Quem conduziu a simulação foi
o juiz Luis Rodriguez, da Corte
Superior da Califórnia. Representando a acusação estava o
jurista Henry Greely, que arrolou o neurocientista Michael
Rafii, da UCSD (Universidade
da Califórnia em San Diego),
como testemunha. Já o advogado Robert Knaier, a defesa,
convocou outro especialista da
entidade, James Brewer, para
ajudar seu cliente hipotético.
O acusado em questão era
um homem que havia comprovadamente cometido homicídio: usou uma frigideira para
matar sua ex-namorada após
fracassar numa tentativa de
reatar. A missão da defesa era
tentar livrá-lo da acusação de
homicídio intencional e provar
que ele não chegou a premeditar o crime, livrando-o da pena
de morte. Uma extensa lesão
cerebral no córtex frontal
-mostrada por ressonância
magnética- seria a prova de
que ele não teria tido capacidade mental para refletir sobre o
crime antes de cometê-lo.
Sessão aberta
O debate científico, que mais
parecia filme de tribunal, lotou
um dos maiores auditórios do
encontro de ciência mais importante do país. A sessão começou com a arguição do advogado de defesa. Segundo Knaier
argumentou, a lesão cerebral
do acusado o tornava impulsivo
contra sua vontade e o impedia
de planejar suas atitudes.
"Existem teorias relacionando lesões nos lobos frontais
com alterações de personalidade", disse Brewer, sua testemunha especialista. "Isso remonta
a até 1948, com o famoso caso
de Phineas Gage, um ferroviário que sobreviveu a uma lesão
severa nos lobos frontais. Ele se
tornou, contudo, imprevisível,
irreverente, impulsivo e acabou perdendo o emprego."
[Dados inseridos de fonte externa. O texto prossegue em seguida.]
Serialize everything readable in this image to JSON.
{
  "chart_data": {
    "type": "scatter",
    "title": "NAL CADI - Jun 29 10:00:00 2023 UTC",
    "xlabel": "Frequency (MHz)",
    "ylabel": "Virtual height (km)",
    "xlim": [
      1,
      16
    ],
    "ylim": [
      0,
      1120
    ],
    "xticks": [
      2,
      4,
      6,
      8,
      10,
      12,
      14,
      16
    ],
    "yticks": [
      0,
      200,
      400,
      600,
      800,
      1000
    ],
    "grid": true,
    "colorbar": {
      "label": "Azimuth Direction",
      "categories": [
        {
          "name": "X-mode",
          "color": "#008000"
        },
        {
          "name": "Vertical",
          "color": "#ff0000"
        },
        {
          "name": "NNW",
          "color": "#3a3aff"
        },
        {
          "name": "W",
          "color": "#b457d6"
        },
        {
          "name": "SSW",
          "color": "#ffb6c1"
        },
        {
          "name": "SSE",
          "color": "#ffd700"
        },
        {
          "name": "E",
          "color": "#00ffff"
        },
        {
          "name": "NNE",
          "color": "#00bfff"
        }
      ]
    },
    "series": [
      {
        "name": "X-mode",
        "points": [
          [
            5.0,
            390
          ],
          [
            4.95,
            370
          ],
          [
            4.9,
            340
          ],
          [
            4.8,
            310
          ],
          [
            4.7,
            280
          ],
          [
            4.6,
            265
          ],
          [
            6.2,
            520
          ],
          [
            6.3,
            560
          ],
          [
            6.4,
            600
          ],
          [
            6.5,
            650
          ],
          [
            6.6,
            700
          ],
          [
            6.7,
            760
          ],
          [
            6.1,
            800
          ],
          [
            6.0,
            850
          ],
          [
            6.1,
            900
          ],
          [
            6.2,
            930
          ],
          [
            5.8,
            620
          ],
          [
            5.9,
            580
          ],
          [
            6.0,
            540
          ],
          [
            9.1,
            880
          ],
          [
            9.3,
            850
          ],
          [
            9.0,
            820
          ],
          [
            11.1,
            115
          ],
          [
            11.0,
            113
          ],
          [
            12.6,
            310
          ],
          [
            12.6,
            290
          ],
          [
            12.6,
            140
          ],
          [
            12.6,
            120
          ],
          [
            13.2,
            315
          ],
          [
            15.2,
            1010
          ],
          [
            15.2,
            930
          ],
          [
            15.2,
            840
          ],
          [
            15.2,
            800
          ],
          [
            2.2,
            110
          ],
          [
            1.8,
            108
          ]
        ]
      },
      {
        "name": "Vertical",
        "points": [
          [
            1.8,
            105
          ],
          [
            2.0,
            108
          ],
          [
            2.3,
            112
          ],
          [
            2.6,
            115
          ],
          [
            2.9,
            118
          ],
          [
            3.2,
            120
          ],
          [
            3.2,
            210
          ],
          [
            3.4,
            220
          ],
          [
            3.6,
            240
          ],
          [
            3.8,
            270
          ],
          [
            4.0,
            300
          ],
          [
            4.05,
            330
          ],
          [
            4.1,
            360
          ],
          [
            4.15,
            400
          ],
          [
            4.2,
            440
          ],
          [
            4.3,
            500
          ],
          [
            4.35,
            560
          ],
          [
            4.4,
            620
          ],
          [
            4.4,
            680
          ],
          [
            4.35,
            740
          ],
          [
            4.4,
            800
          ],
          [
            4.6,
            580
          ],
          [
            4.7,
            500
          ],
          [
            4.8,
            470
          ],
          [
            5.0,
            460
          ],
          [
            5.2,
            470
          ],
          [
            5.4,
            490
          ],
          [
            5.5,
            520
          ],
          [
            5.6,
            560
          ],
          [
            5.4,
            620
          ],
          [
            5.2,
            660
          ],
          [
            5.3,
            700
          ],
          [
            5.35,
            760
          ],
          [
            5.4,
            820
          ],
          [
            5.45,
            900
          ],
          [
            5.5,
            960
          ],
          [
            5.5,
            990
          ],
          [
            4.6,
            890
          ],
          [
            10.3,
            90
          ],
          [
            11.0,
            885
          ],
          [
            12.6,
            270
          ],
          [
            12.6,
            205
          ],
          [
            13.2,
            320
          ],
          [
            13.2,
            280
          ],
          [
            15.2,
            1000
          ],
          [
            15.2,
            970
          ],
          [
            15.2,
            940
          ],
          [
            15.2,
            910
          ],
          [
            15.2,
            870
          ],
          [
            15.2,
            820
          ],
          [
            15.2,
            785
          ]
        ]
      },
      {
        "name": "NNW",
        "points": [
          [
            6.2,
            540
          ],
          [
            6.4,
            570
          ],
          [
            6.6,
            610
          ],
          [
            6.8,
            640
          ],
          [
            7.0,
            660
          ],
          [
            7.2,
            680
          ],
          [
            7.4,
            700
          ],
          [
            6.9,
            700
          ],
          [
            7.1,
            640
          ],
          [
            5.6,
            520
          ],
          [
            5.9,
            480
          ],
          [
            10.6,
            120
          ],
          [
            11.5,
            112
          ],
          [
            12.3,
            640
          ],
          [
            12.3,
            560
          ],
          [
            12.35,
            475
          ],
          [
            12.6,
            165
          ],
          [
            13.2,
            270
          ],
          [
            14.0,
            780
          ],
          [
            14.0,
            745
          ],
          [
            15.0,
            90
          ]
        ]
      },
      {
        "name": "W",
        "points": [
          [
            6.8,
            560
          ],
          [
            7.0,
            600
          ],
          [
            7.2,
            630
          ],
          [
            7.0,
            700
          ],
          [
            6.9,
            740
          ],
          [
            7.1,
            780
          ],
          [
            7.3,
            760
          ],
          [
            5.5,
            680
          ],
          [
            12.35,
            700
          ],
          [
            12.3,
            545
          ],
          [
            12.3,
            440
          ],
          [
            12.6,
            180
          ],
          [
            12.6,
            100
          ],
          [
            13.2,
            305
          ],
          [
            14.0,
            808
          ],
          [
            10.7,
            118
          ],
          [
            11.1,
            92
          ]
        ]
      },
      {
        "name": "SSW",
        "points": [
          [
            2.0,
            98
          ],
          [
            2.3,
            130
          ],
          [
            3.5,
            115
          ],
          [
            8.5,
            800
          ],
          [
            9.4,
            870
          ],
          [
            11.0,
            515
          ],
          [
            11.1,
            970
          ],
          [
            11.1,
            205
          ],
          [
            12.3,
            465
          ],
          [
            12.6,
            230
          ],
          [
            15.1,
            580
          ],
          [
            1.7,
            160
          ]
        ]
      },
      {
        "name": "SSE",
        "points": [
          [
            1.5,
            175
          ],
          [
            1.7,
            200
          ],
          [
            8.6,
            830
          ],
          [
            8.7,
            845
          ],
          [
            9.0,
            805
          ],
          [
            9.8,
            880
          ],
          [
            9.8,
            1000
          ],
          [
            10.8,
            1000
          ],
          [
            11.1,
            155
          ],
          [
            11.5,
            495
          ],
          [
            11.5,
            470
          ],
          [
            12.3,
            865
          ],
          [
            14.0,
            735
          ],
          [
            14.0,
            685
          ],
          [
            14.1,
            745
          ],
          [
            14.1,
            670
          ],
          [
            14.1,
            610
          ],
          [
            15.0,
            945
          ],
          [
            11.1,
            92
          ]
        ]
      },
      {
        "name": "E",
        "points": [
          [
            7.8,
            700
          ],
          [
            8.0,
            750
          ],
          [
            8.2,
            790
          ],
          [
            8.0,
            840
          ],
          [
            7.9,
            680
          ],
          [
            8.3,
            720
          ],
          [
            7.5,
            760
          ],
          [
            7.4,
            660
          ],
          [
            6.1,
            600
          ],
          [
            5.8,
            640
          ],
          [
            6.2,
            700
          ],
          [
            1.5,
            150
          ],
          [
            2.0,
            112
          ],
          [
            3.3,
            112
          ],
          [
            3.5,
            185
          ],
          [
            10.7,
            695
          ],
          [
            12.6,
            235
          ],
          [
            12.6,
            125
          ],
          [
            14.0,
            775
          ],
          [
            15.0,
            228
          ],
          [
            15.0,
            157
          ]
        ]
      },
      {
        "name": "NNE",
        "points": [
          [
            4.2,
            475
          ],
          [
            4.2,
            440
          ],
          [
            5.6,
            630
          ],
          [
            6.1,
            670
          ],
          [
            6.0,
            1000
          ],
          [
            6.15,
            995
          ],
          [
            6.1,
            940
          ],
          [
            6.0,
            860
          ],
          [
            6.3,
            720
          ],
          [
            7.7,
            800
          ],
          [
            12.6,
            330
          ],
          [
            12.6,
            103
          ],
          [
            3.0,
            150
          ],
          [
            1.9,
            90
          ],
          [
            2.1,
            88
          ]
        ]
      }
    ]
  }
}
A tentativa de provar que o
acusado em questão teria o
mesmo perfil de Gage, porém,
foi contestada pela testemunha
técnica da "promotoria". "É
quase impossível dizer algo da
personalidade do indivíduo só
com base em neuroimagem",
afirmou o cientista Rafii. "Em
nossa clínica de neurologia cognitiva, já vimos exames de ressonância mostrando estruturas
cerebrais anormais em pessoas
que não possuem sintomas, e já
vimos estruturas normais em
pessoas com sintomas."
O fato de que a lesão era apenas uma das hipóteses para o
comportamento do acusado,
porém, se reverteu a favor da
defesa, que rejeitou o ônus da
prova. "É o Estado quem precisa provar, para além de uma
margem de dúvida razoável,
que a morte foi premeditada ou
refletida por parte do acusado",
argumentou Knaier. "Se a testemunha da promotoria reconhece que uma lesão no córtex
"pode" afetar o comportamento,
sua alegação ainda está dentro
da margem de dúvida".
Veredicto
Aparentemente convencida
pela argumentação do advogado, a plateia bancou o júri no
fim do evento, pronunciando o
acusado inocente de homicídio
em primeiro grau (premeditado), o crime mais grave. Como
considerou que pelo menos a
"intenção" de matar existiu, o
homem acabou condenado a
homicídio em segundo grau.
Greely, que representou o
promotor derrotado, disse que
na realidade não é contra o uso
da neurociência no tribunal,
mas é preciso cautela. "Existem
pesquisas mostrando que afirmações totalmente ridículas e
ilógicas, se acompanhadas de
frases como "a ciência diz" a
"neurociência mostra", são em
geral aceitas pela maioria das
pessoas leigas", disse.
Para Greely, uma corte deve
pesar a vantagem de provas
tecnicamente complexas contra seus custos. É preciso considerar o tempo gasto com explicações técnicas ao júri, além do
preço de exames como os de
ressonância, que não são baratos. E testemunhas neurocientistas, diz, não estão disponíveis em qualquer lugar.